Profession : journaliste dans le secteur de l'agroalimentaire

Pour Ava Eschwege, 32 ans, travailler dans un journal lié au secteur de l'agroalimentaire a été le fruit… d'un complet hasard ! Le diplôme de l'Ecole supérieure de journalisme de Paris en poche, Ava débute à la radio chez BFM, puis opte pour une société de communication qui fait du conseil en image. C'est là qu'elle sera mise pour la première fois en relation avec le secteur de l'agroalimentaire. Chef de la rubrique " distribution " pour Les Marchés, Ava connaît alors le bonheur du travail quotidien : " Je m'occupais de la page distribution. Nous étions deux et devions écrire trois articles par jour ". Un beau challenge qu'Ava a tenu de 1992 à 1998. Dynamique, la jeune femme décide ensuite de donner une nouvelle orientation à sa carrière. Une décision qui la conduit à prendre la rédaction en chef de La Lettre des Industries agroalimentaires et distribution, une publication bimensuelle appartenant au groupe Les Echos.
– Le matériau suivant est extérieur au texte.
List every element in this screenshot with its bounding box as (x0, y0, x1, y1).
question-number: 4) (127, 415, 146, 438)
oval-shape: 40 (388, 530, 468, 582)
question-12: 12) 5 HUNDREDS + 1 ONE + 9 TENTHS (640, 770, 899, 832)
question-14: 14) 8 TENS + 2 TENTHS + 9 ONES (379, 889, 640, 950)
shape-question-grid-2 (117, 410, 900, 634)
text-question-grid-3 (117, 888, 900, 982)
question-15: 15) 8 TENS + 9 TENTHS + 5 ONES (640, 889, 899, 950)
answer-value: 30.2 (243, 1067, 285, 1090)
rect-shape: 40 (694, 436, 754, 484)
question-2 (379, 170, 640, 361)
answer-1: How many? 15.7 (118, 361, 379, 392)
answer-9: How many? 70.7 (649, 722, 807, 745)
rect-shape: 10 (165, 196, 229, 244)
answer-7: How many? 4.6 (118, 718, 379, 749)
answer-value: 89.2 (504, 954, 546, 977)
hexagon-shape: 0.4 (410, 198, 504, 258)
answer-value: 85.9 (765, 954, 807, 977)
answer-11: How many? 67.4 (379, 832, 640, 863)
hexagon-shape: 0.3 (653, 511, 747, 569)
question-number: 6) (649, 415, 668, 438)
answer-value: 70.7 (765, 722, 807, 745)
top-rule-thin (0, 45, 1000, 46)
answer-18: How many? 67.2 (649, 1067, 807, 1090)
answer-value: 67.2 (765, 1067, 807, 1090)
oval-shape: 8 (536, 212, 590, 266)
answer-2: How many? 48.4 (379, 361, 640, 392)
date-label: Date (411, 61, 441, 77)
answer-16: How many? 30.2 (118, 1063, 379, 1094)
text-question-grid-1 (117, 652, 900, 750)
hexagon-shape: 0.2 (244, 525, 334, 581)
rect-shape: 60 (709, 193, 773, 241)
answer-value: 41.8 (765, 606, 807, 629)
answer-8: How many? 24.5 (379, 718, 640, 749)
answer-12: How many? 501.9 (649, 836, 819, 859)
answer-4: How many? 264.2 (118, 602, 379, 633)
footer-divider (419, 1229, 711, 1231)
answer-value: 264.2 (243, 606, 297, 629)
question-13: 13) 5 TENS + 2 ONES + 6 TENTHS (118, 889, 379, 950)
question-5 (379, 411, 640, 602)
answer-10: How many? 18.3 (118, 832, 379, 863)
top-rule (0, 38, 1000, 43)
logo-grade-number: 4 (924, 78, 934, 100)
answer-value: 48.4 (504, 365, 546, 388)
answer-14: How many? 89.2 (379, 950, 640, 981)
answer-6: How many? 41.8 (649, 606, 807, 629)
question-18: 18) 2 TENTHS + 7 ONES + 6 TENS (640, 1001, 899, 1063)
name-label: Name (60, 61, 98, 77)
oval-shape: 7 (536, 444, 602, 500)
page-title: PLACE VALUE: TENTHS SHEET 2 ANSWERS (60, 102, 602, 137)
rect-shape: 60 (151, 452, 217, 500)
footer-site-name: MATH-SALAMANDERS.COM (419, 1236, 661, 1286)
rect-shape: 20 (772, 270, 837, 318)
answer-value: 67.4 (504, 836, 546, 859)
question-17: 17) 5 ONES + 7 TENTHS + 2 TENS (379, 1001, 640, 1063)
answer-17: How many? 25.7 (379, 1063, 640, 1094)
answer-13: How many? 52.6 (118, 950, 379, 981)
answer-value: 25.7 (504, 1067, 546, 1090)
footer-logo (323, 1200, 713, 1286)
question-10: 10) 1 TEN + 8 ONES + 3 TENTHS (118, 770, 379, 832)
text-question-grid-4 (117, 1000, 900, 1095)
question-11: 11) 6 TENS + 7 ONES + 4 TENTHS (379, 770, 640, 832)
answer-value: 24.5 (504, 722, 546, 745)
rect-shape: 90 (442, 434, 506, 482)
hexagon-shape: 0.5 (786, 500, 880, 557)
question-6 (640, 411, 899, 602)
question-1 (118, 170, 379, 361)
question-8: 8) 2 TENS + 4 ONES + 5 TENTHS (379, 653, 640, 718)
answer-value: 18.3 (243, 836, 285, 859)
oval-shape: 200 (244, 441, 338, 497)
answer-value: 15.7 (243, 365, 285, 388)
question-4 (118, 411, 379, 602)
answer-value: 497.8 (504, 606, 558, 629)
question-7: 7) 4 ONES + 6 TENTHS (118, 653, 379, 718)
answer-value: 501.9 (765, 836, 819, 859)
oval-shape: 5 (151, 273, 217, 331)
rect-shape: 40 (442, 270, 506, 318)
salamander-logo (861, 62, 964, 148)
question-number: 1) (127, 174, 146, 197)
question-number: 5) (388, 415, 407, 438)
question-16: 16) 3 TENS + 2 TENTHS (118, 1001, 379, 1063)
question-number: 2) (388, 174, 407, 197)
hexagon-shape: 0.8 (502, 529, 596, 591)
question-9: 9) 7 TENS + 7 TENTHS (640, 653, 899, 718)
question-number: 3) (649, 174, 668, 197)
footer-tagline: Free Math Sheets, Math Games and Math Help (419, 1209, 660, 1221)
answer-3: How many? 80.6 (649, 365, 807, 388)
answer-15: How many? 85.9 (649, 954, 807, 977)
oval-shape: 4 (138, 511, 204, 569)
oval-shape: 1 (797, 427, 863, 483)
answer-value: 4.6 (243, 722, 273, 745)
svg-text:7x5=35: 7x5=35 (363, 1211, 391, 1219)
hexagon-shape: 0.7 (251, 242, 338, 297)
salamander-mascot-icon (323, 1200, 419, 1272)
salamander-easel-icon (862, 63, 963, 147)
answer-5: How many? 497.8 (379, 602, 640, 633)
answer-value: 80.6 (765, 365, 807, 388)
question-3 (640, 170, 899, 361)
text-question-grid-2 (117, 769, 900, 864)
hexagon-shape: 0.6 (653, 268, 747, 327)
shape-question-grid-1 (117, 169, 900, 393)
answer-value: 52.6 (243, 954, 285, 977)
Seule aux commandes de cette lettre, Ava s'entoure parfois de pigistes pour l'aider dans la réalisation du journal. Laissant une grande part à l'analyse, la lettre traite de la vie des fournisseurs de l'agroalimentaire ainsi que celle des distributeurs, petits et grands : " C'est un milieu tout à fait passionnant, commente Ava Eschwege, Vous avez d'un côté de nombreuses PME dirigées par des chefs d'entreprises qui les considèrent comme leurs " bébés " ; de l'autre, d'énormes multinationales qui sont actuellement sous le feu des phénomènes de fusions-acquisitions. Et les deux aspects sont réellement intéressants ". Avis aux amateurs… Commercialisation Le chef de produit occupe sans aucun doute le poste phare de ce secteur d'activités. Ses missions dépendent étroitement du type de produit travaillé. S'il s'agit de l'eau, par exemple, ce professionnel cherchera avant tout à créer une image ou encore travailler sur l'emballage car l'eau ne nécessite que peu de transformations. En revanche, s'il s'agit d'un produit plus complexe comme un yaourt, il lui faudra plutôt élaborer un " marketing-produit ". Dans ce cas de figure, le travail se fera en étroite collaboration avec les ingénieurs en recherche et développement.

  

Quel profil ?

 

Des diplômés d'HEC aux ingénieurs ayant complété leurs formations par un troisième cycle en marketing.

 

L'emploi

 

Selon l'Apec, le poste de chef de produit représente 56 % des offres marketing publiées dans la presse, 20 % de ces offres émanant du secteur chimie, pharmacie et agro-alimentaire.